Ging stopped shifting. He didn't turn around, but the rustling of his blanket ceased completely.
"People hear my name and they expect my father. They expect this fearless, perfect protector. They think his strength was just handed down to me because I'm his son. But I'm not a hero like him. I'm just the kid who was left behind in the ashes."
"Left to rot away and presumably die."
"When I was five," I continued, staring down at the bruised knuckles of my hands, "My family was attacked. By Death Bringers.
I had to sit in the dark and listen to my father be torn apart while trying to hold them off. I watched them drag my older brother into the shadows. They left my home in ashes."
The words felt like swallowing glass, but I forced them out.
"I don't fight because I'm fearless, Ging. I fight because I have a debt to pay to the monsters that took everything from me,"

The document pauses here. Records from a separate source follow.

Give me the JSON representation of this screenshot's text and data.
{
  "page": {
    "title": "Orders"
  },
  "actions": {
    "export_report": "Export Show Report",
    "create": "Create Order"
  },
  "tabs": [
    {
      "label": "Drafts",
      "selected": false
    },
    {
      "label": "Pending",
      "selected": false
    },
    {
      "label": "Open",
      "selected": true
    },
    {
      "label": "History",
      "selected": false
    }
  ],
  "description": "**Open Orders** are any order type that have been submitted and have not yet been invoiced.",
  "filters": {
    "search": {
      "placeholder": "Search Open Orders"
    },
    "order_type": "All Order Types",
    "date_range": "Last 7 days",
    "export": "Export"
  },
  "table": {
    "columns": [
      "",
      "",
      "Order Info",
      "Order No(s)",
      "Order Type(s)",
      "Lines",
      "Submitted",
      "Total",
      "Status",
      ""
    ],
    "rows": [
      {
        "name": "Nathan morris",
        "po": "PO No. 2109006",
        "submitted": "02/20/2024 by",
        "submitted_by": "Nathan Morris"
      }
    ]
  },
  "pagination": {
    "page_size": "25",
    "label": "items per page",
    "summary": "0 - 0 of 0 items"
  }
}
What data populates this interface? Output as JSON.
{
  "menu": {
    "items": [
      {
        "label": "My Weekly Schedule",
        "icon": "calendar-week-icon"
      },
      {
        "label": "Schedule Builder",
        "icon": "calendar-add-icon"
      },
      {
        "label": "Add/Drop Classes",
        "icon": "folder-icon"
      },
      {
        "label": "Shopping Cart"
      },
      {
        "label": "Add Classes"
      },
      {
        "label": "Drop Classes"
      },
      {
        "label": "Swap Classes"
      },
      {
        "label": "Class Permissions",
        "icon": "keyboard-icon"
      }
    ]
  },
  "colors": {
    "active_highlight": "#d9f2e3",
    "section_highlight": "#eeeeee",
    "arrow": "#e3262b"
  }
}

I told the dark room. "I know exactly what it means to be terrified. I know what it's like to have your back against the wall with nowhere else to go."
Ging slowly turned back over, his eyes wide and shining in the shadows. All of his frustration was gone, replaced by a heavy, profound understanding.
"So yes," I said quietly, my voice firm. "It takes a lot more courage to fight when you're terrified than it does when you're fearless. You aren't pathetic, Ging. You're a survivor. We're survivors."
Ging stared at me for a long moment, his eyes shining in the dim light. He swallowed hard, the last of his defensive walls finally crumbling away.
He gave me a small, genuine nod before lying back onto his thin mattress.
"Thank you," he whispered, the words barely carrying over the deep hum of the ship's engine.
"Get some sleep, Ging," I replied quietly.
I reached up and clicked off the small lamp above my bed, plunging the cramped barracks into complete darkness.
I lay back against my pillow, staring up at the shadow of the steel bunk above me.
As I closed my eyes, letting the rhythmic thrumming of the ship carry me toward sleep, the suffocating anxiety in my chest felt just a little bit lighter.
For the first time since the night my father died, I realized I wasn't carrying the weight of the world alone. I listened to Ging's quiet breathing, thought of Saki sleeping on the bunk across the room, and finally let myself rest.
Get rest for the first day of the Academy.